This autumn, from September 16 to 25, Garage invites visitors to Sound. Light. Shape—a music festival celebrating what would have been John Coltrane’s 90th birthday.
A series of music events in Garage Atrium will bring jazz improvisation back to the building that used to be a popular concert venue in the late 1960s and early 1970s.
John Coltrane’s music embodied the aesthetic strategies of the second half of the twentieth century, based on the ideas of indefinability of art, spontaneity in performance and the importance of context.
For a decade after its opening in 1968, Garage building, which then housed the restaurant Vremena Goda, was a popular concert and dancing venue which attracted audiences interested in new music like jazz and beat. Visitors to Sound. Light. Shape will be immersed in the world of jazz improvisation—looking back at this time with people who were there, engaging in creative activities, and listening to music in our reconstructed modernist space.

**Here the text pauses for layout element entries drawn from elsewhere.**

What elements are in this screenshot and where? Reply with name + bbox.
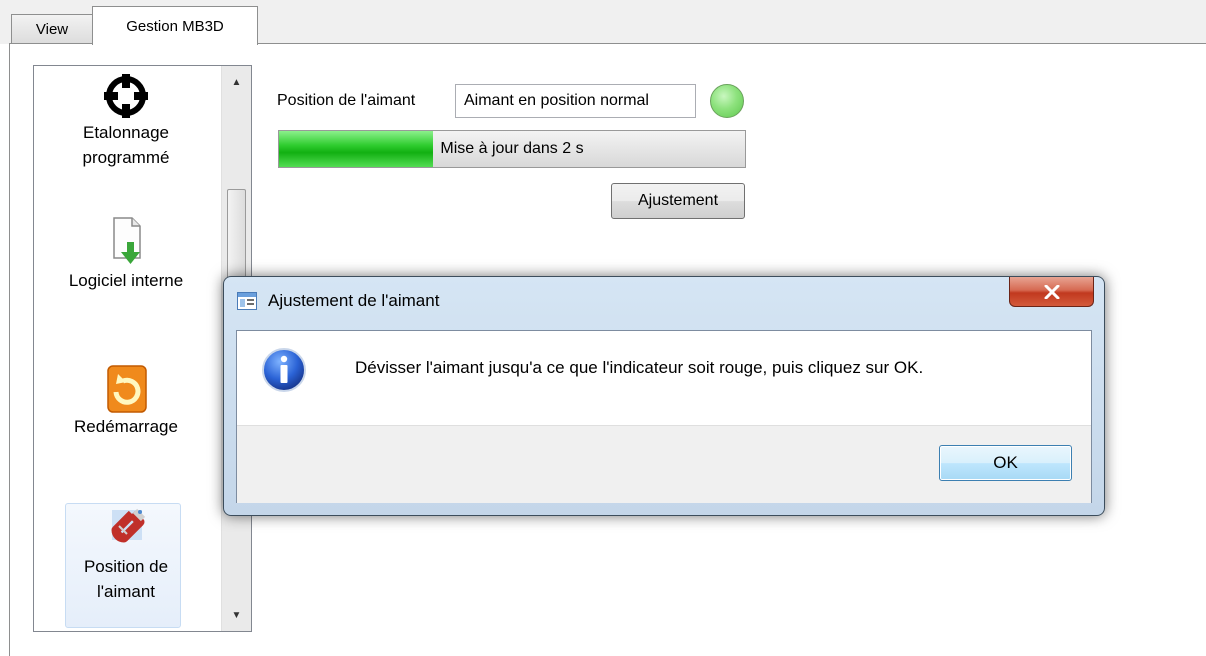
tab-gestion-mb3d[interactable]: Gestion MB3D	[92, 6, 258, 45]
tab-view-label: View	[35, 21, 69, 38]
close-icon	[1044, 284, 1059, 299]
dialog-title: Ajustement de l'aimant	[268, 291, 440, 310]
restart-icon	[107, 365, 147, 413]
progress-text: Mise à jour dans 2 s	[440, 140, 584, 157]
position-field-value: Aimant en position normal	[464, 92, 649, 109]
update-progress-bar: Mise à jour dans 2 s	[278, 130, 746, 168]
dialog-close-button[interactable]	[1009, 277, 1094, 307]
sidebar-item-label: Etalonnage	[82, 123, 170, 142]
tab-gestion-mb3d-label: Gestion MB3D	[126, 17, 224, 35]
status-indicator-light	[710, 84, 744, 118]
tab-view[interactable]: View	[11, 14, 93, 44]
sidebar-item-redemarrage[interactable]: Redémarrage	[34, 362, 218, 439]
firmware-download-icon	[113, 217, 141, 264]
position-label: Position de l'aimant	[277, 92, 416, 109]
sidebar-list: Etalonnage programmé Logiciel interne Re…	[33, 65, 252, 632]
dialog-message-area: Dévisser l'aimant jusqu'a ce que l'indic…	[237, 331, 1091, 425]
sidebar-item-position-aimant[interactable]: Position de l'aimant	[34, 506, 218, 604]
crosshair-icon	[104, 74, 148, 118]
tab-bar: View Gestion MB3D	[0, 0, 1206, 45]
ok-button[interactable]: OK	[939, 445, 1072, 481]
info-icon	[262, 348, 306, 392]
scroll-up-arrow-icon[interactable]: ▲	[222, 72, 251, 92]
dialog-body: Dévisser l'aimant jusqu'a ce que l'indic…	[236, 330, 1092, 503]
dialog-footer: OK	[237, 425, 1091, 503]
window-icon	[237, 292, 257, 310]
position-field[interactable]: Aimant en position normal	[455, 84, 696, 118]
magnet-icon	[111, 508, 146, 543]
sidebar-item-etalonnage[interactable]: Etalonnage programmé	[34, 72, 218, 170]
sidebar-item-logiciel-interne[interactable]: Logiciel interne	[34, 214, 218, 293]
sidebar-item-label: l'aimant	[96, 582, 156, 601]
dialog-message: Dévisser l'aimant jusqu'a ce que l'indic…	[355, 358, 924, 377]
ajustement-button[interactable]: Ajustement	[611, 183, 745, 219]
scroll-down-arrow-icon[interactable]: ▼	[222, 605, 251, 625]
sidebar-item-label: Position de	[83, 557, 169, 576]
sidebar-item-label: Logiciel interne	[68, 271, 184, 290]
adjust-magnet-dialog: Ajustement de l'aimant Dévisser l'aimant…	[223, 276, 1105, 516]
sidebar-item-label: Redémarrage	[74, 417, 178, 436]
sidebar-item-label: programmé	[82, 148, 170, 167]
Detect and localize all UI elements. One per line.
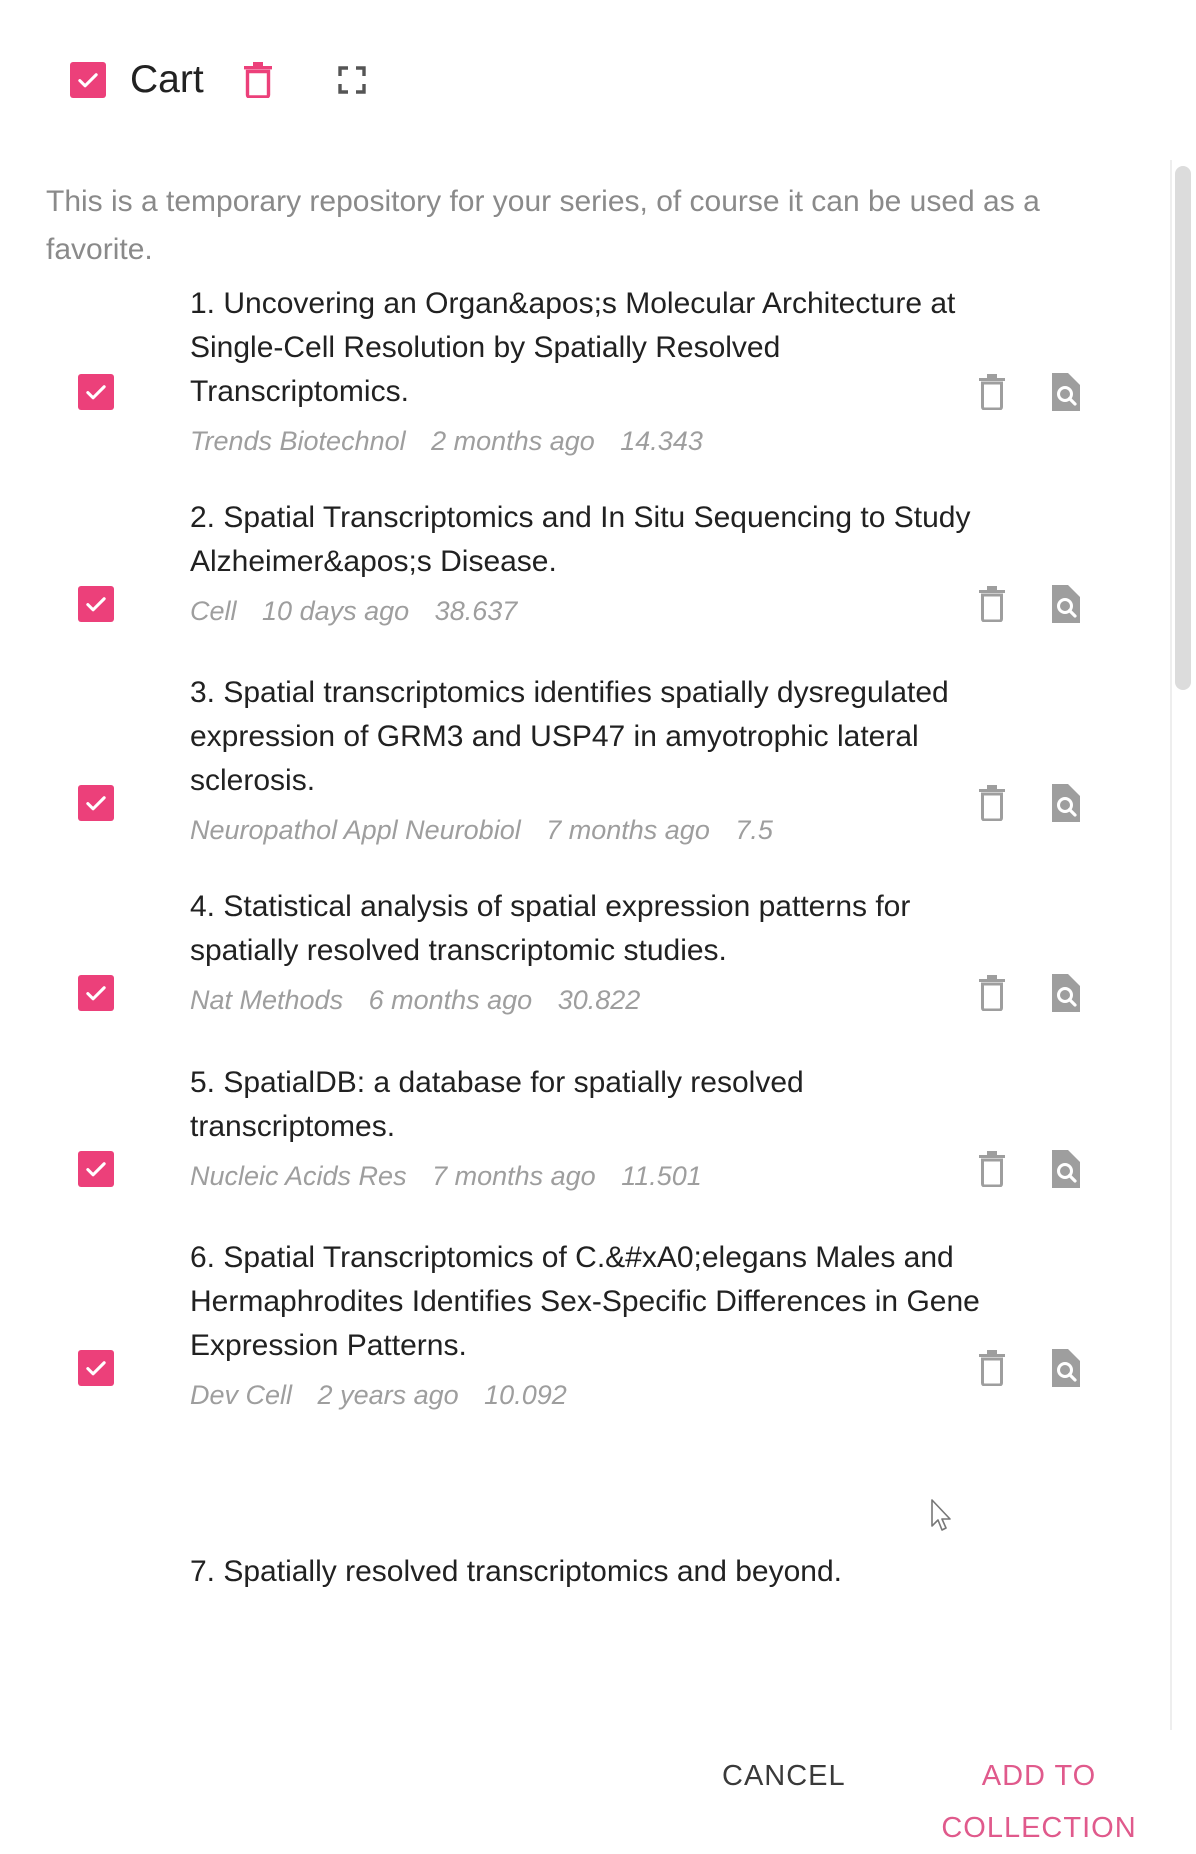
check-icon [86, 796, 106, 811]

The program of Sound. Light. Shape will include a series of jazz concerts ranging from early jazz subgenres to contemporary improvisation. This will include performances from Alexey Kruglov Krugly Band, Yury Yaremchuk Quartet and Oleg Grymov Quartet as well as other groups including experimental Godse Quintet and Torn Boots Trio.
The festival will also include a series of lectures on: the life and work of John Coltrane, the history of jazz in the Soviet Union and the developments in visual culture that came about in parallel to John Coltrane’s jazz. (Mark Rothko, Jackson Pollock, German neo-expressionism and ‘archaic’ strategies of Anselm Kiefer and Joseph Beuys).
A pop-up exhibition in Garage Atrium will feature rare Coltrane records from the 1950s–1970s, John Coltrane's light sculpture by Valery Martynchik, photos of Soviet jazz enthusiasts and an interactive object by the Moscow-based Playtronica. Both kids and adults will be able to take part in various workshops organized for the festival, exploring sound and visual improvisation.
During the first weekend of the festival a Jazz Family Day will be held, where families with kids will be able to take part in improvisation workshops, learn how to make jazz musical instruments from whatever is at hand, enjoy a concert and get discounts on the kids’ menu in Garage Café and children's books in our bookshop.
This short film program presented as part of the music festival Sound. Light. Shape., features three cinematographic declarations of love for jazz from both sides of the Atlantic. Interestingly, in the Soviet Union, jazz was appreciated and loved as much as in its homeland, the US. All three films are world cinema classics and, coincidentally, were made when each of their respective directors was aged thirty one. For two of them, these were their debut films, which brought them overnight success.